The Guianese Socialist Party (, PSG) is a political party in the French overseas région of French Guiana, in South America.

History
It was founded in 1956 by Justin Catayée, beforehand the founder of the Guianese federation of the French Section of the Workers' International (SFIO). It is a separate party, not to be confused with the departmental federation of the French Socialist Party. For instance, the PSG endorsed the overseas list of Europe Ecology – The Greens, not the PS one, in the 2004 European elections.

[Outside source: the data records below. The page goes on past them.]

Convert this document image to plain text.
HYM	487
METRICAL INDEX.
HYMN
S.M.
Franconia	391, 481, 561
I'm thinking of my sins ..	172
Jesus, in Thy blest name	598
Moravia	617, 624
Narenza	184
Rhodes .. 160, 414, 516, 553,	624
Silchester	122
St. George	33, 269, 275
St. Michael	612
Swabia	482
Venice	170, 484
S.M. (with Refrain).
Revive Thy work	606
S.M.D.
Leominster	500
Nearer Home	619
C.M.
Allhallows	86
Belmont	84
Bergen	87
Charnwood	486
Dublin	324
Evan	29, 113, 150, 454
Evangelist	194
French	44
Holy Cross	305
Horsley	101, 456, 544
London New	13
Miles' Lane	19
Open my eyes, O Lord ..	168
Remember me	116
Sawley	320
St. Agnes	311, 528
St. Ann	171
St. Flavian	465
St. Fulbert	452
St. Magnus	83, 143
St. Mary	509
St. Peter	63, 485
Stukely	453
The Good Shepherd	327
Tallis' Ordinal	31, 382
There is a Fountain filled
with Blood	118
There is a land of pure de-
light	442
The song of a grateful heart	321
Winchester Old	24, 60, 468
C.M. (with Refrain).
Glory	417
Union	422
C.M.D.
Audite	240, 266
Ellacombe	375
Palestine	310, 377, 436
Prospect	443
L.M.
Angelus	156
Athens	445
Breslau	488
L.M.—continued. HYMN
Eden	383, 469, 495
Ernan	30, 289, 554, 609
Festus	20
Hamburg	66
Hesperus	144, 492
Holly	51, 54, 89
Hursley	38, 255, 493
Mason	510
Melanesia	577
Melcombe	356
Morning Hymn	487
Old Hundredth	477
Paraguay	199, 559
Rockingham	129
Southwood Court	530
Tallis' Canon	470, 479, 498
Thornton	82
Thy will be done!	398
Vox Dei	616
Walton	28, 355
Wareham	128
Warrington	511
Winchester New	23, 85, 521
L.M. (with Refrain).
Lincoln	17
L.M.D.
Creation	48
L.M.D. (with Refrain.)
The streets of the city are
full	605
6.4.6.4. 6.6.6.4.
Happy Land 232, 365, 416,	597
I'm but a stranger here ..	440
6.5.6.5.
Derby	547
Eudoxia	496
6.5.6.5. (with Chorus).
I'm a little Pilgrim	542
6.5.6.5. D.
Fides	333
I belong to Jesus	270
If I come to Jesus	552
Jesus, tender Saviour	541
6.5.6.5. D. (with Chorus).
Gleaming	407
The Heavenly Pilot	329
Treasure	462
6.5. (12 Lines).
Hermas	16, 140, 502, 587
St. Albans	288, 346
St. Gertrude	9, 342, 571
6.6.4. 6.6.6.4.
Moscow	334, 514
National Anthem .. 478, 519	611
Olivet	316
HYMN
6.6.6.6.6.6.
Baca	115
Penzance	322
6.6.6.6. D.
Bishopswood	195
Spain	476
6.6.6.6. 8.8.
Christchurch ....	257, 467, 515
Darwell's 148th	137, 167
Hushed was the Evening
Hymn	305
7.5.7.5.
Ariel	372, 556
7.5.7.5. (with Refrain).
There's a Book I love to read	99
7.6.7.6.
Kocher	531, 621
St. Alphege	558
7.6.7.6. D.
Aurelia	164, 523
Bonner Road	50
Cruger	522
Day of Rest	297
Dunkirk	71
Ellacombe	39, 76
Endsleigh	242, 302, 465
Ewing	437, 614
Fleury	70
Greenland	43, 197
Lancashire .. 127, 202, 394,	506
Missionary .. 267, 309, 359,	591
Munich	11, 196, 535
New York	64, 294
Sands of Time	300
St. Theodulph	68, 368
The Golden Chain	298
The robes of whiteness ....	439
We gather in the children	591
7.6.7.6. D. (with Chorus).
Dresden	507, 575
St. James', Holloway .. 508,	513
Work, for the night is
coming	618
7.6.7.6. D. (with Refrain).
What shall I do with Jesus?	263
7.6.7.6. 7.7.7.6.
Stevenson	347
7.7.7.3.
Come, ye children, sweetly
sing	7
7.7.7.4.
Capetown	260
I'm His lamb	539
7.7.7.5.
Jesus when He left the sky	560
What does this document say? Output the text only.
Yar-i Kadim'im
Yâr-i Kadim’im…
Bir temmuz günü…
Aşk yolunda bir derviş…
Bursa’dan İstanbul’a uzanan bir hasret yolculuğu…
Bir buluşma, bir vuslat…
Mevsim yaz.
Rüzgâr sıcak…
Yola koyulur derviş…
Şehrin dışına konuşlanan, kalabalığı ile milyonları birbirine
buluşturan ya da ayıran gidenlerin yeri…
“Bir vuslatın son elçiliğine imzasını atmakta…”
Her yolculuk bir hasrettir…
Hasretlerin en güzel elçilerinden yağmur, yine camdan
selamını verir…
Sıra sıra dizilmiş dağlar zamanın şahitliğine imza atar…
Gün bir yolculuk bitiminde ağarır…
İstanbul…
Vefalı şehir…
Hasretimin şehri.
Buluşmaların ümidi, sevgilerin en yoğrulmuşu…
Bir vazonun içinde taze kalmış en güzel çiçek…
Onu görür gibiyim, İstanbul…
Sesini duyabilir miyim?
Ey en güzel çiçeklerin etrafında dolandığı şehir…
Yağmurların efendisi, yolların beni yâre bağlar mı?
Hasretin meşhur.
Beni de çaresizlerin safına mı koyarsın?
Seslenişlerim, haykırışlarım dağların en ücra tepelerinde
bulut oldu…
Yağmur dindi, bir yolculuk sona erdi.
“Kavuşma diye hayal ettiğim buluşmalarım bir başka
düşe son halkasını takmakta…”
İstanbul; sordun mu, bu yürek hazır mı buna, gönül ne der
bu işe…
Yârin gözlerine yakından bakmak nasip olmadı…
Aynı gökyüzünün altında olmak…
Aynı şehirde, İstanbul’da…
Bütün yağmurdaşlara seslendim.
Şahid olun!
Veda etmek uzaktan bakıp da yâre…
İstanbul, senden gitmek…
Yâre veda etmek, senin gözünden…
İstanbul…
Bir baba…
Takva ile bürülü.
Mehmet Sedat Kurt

The PSG candidate Gabriel Serville won one of the two parliamentary seats for French Guiana at the French National Assembly in 2012, the second one was held in 2007-2017 by a non-PSG deputy, Chantal Berthelot, endorsed by various parties, among whom the PSG.

The PSG was until 2010 a major party in the regional council of French Guiana, when it fell from 17 seats to one out of 31. It controls since then only the Cayenne municipality. The PSG didn't compete as such for the December 2015 first Guianese Assembly elections after the merger of the department and the region, and the coalition list it supported, headed by deputy Chantal Berthelot from another left-wing party, got only 8.49% and was eliminated at the first round.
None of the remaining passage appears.